35- Fırtına Öncesi Sessizlikte Asılı Kalan Gri Bulutlar

2K 201 88
                                    

On yedi yıllık yaşamımı göz önüne getirdiğimde kalp atışlarımın bu kadar kontrolünü yitirdiği bir an hatırlamıyordum. Damarlarımda kan yerine çizgi filmlerdekine benzer şekilde gökkuşağından yapılmış mutluluk sıvısı dolaşıyormuş gibi hissediyordum. İçimdeki anlam veremediğim boşluk kapanmış, eksik parçam tamamlanmış gibiydi. Ve hayır, bunun Efrain'in beni öpmesiyle bir alakası yoktu.
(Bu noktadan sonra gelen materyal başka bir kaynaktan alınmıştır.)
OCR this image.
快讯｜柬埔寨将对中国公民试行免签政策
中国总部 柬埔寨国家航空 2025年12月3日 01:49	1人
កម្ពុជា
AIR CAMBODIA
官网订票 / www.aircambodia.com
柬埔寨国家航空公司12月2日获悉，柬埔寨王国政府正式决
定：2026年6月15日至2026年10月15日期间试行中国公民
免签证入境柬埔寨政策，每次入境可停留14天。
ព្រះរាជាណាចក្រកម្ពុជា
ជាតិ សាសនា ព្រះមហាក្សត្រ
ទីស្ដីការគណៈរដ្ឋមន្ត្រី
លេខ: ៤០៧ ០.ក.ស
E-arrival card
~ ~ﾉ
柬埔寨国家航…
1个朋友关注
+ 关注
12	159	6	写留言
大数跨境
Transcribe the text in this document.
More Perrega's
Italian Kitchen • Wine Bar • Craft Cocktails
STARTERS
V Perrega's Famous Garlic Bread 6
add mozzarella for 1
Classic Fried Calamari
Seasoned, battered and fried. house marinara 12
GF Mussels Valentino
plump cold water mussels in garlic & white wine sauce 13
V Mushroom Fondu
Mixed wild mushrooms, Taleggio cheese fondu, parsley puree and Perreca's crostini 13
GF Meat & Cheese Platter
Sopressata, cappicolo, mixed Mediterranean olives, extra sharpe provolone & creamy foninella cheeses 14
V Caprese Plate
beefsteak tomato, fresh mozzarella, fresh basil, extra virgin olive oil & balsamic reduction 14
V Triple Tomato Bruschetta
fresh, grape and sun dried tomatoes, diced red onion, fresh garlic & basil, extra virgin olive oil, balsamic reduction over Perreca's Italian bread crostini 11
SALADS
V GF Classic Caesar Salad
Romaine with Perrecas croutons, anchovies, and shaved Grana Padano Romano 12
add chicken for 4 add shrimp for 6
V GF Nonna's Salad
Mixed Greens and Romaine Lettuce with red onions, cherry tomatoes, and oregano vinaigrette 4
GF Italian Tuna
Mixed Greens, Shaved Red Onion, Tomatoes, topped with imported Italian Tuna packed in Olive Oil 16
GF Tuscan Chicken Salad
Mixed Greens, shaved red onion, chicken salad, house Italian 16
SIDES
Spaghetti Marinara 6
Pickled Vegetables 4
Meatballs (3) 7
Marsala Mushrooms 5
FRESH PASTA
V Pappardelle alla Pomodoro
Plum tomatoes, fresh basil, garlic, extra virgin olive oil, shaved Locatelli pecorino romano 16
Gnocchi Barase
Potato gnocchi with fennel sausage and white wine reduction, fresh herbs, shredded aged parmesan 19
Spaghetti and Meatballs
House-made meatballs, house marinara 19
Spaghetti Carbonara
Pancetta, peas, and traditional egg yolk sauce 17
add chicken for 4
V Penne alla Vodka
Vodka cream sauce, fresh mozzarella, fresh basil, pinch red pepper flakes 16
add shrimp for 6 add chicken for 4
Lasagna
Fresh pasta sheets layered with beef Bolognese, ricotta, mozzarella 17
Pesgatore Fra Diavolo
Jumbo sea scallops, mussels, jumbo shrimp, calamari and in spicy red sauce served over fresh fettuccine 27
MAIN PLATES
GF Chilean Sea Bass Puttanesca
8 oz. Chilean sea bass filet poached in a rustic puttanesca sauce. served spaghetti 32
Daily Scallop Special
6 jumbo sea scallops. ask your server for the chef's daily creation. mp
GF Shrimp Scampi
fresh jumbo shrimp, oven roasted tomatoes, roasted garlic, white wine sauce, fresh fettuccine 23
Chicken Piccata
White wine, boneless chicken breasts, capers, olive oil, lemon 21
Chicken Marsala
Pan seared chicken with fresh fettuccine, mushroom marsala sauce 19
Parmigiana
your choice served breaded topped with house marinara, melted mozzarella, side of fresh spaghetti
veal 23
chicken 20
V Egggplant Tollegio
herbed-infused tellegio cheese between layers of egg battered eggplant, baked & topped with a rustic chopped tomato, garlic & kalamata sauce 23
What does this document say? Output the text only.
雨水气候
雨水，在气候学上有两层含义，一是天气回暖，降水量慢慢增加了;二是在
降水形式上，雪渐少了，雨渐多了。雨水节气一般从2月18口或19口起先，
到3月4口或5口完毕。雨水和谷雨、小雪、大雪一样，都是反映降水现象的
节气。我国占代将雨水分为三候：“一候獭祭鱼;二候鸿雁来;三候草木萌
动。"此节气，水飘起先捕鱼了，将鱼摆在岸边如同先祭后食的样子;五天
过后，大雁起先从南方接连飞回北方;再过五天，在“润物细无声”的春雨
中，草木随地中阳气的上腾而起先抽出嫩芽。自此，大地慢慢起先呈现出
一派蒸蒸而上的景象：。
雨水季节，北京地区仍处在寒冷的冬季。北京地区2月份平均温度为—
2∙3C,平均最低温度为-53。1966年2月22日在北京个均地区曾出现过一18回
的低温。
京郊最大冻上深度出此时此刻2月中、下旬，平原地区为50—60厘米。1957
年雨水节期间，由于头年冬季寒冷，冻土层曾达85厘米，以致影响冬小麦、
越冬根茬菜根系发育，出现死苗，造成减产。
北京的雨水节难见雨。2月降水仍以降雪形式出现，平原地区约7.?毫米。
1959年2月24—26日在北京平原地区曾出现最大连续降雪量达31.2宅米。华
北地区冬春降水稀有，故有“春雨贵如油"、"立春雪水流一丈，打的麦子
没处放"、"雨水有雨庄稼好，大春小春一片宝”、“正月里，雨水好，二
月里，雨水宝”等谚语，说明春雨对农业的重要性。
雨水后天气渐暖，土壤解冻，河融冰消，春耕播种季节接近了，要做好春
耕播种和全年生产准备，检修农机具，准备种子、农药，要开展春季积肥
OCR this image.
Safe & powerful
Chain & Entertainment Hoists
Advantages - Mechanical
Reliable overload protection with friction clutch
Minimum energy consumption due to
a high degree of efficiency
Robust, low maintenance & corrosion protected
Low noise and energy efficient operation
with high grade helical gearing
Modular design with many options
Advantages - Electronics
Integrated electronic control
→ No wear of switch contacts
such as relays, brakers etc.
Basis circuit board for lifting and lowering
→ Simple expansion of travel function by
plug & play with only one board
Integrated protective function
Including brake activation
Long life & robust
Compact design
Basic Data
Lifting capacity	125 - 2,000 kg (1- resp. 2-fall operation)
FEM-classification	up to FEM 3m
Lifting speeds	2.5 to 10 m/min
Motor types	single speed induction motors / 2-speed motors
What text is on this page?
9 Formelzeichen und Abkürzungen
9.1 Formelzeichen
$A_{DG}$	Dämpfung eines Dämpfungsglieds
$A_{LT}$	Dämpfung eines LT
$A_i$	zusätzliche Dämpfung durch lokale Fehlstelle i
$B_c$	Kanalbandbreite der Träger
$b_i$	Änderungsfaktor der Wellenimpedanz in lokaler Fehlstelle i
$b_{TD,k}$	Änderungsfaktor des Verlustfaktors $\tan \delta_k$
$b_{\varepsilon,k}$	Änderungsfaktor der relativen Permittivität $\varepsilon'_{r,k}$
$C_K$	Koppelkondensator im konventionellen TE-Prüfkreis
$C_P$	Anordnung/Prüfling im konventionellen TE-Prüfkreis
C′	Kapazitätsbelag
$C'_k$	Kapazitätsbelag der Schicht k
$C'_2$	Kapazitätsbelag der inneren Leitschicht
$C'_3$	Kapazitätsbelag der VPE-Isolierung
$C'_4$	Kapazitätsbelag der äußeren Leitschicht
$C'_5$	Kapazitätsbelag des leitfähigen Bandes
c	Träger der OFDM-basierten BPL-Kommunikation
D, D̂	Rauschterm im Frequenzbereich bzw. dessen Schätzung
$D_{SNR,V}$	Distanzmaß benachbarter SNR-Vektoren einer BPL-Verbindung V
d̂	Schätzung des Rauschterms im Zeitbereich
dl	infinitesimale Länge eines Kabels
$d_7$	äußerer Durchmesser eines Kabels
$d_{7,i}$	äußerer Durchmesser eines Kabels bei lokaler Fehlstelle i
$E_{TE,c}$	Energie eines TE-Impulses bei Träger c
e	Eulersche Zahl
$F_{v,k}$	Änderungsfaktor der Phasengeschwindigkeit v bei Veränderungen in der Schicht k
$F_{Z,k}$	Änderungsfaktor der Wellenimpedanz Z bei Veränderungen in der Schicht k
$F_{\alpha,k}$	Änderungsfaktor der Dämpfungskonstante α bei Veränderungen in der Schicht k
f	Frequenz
Bunun Efrain'in yanımda olmasıyla alakası vardı. Orada olduğunu bilmemle alakası vardı. Öpücük kısmı sadece zaten gözümün önünde duran gerçeği fark ettiren bir detaydı. Elleri yüzümde, saçlarımda, kollarımda gezinirken daha önce asla anlam veremediğim bir şeyi artık bildiğimi idrak ettim. Sevgi, aşk, bir yere ait hissetmek sadece kitaplarda süslü sözlerle anlatılan, filmlerde birbirinden romantik sahnelerle sunulan için boş kavramlardan ibaret değillerdi.

Bir anlığına dünyanın döndüğünü unutuyordunuz, etrafınızda başka insanların, çözülmesi gereken sorunların, gerçek hayatın bitmek bilmeyen karmaşasının, korkuların, üzüntünün olduğunu unutuyordunuz. Yer çekimi ve her hareketinde ömrünüzden bir dakika çalan yelkovan duruyordu, o anın içinde sadece bir bütün vardı. İki ayrı insandan oluşan bir bütün. Zaman kavramını içinde bulundurmayan ayrı bir dünya, farklı bir evren.

İkimizin arasında oluşan, tanımlaması imkansız bağı hissedebiliyordum.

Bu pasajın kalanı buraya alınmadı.